Dr Nina Hood, Founder of The Education Hub
Our webinar on the state of literacy in Aotearoa New Zealand has demonstrated the substantial interest there is in this topic, as well as the importance with which it is viewed. However, it has also highlighted the range of opinions that are held on literacy and the need for more thought around how we can engage constructively on this topic.
At The Education Hub, we were dismayed and deeply saddened by the nature of comments made by a minority of participants during the webinar, and the lack of respect they demonstrated towards other audience members and in particular the panelists. While The Education Hub believes in the need for rigorous evidence-informed discussion and debate, it does not condone some of the behaviour we witnessed during the webinar. It is evident that much more work needs to be done around how we, as a sector, engage in constructive and consensus-building ways with those who hold ideas and perspectives that differ from our own.
Our panelists embraced the ethos of the panel discussion, which was to engage in a productive conversation about what needs to happen to improve literacy levels in New Zealand. Despite holding some differences in perspective, they found much common ground. Firstly, an agreement that current literacy achievement among young people in New Zealand is not good enough. Secondly, that literacy achievement is a complex, multifaceted issue and addressing it will require a national strategy that encompasses the range of factors that influence literacy achievement. Thirdly, that evidence must inform any strategy. Fourthly, that such a strategy will only be successful if it finds a way to bring all stakeholders together. And finally, that alongside any strategy, there must be a clear implementation plan, which includes the necessary time and resourcing to fulfil its ambitions.

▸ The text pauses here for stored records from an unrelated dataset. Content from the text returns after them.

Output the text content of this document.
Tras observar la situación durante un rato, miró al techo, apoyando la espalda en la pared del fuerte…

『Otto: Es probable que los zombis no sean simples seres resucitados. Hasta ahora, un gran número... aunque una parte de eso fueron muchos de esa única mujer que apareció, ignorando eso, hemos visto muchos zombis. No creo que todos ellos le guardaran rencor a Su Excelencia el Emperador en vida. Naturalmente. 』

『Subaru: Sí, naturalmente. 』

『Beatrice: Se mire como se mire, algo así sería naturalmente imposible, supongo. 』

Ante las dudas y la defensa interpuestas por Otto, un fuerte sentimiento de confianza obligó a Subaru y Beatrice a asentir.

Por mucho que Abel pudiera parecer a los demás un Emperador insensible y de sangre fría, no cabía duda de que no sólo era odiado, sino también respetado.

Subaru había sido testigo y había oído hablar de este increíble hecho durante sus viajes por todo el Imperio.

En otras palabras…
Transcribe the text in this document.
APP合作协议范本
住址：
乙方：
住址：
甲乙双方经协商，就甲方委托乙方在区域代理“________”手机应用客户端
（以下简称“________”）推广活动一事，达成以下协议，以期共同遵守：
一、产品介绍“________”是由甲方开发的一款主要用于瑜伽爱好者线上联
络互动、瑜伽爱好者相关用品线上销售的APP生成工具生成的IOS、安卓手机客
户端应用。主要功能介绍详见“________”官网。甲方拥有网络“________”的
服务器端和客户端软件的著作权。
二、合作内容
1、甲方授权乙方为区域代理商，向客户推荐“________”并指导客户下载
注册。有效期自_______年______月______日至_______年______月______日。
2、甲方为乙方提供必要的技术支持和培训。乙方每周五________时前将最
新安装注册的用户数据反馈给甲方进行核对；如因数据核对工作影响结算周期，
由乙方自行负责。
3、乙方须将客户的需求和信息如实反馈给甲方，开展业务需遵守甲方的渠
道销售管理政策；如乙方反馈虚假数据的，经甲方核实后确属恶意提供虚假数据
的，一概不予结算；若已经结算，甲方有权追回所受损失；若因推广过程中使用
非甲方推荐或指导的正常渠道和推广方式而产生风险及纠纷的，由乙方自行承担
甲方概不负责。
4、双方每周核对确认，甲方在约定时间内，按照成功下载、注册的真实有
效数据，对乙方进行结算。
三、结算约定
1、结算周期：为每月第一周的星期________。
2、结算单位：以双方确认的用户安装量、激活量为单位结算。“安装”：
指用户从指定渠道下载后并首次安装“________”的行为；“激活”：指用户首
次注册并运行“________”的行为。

There also was recognition among our panel members as to the importance of early literacy and building foundational literacy knowledge and skills. The evidence suggests that this should incorporate both the systematic, explicit teaching of word recognition skills as well as building language comprehension skills through engagement with rich language across the curriculum. However, the evidence also clearly shows that this will not be enough. As our panelists highlighted, what comes before and after the first years of school also plays a critical role in literacy achievement. Therefore, it is essential that any literacy strategy considers the pre-school years, and in particular the importance of oral language and exposing children to rich language environments both in the home and in early childhood education. Any strategy must also address the need to build more complex literacy skills as students progress through schooling. This requires schools being able to support the development of critical literacy, disciplinary literacy, literacy for knowledge acquisition, and literacy for the effective communication of ideas and information, as well as ensuring that students are exposed to complex texts across the curriculum.
As a multitude of studies has shown, what happens in the classroom – that is the teaching and learning that occurs – is one of the most important influences on student learning and achievement. However, as our panelists articulated during our webinar, there are a range of factors – including the nature of school leadership, professional learning, initial teacher education, the curriculum, assessment frameworks (namely NCEA), as well as broader social factors – that influence the teaching and learning occurring in our schools. Consequently, it is imperative that any conversation about improving literacy levels takes a systems approach.
We also recognise that for many teachers there is a pressing need to know more about what you can do immediately in your own classrooms to support your students’ literacy. We have a range of resources freely available on The Education Hub website, and more in development, to help you with this. You might be interested in our resources on early literacy and oral language in early childhood education, our articles on theories of early literacy, the pedagogy of early reading, and our upcoming webinar on writing in primary schools, or our resources on literacy across the curriculum in secondary schools and working with marginalised adolescent literacy learners.
It was our hope in publishing our reports on the state of literacy in Aotearoa New Zealand to renew interest in the issue of literacy and to work towards building consensus around the key issues that need to be addressed in order to significantly improve our current literacy levels. This is going to require us, as a sector, to engage with one another in constructive ways. To listen openly to the views of others. To identify areas of common ground and connection and to use these as entry points to consensus building and forward momentum. Failure to do so will have significant implications for young people, both now and well into the future.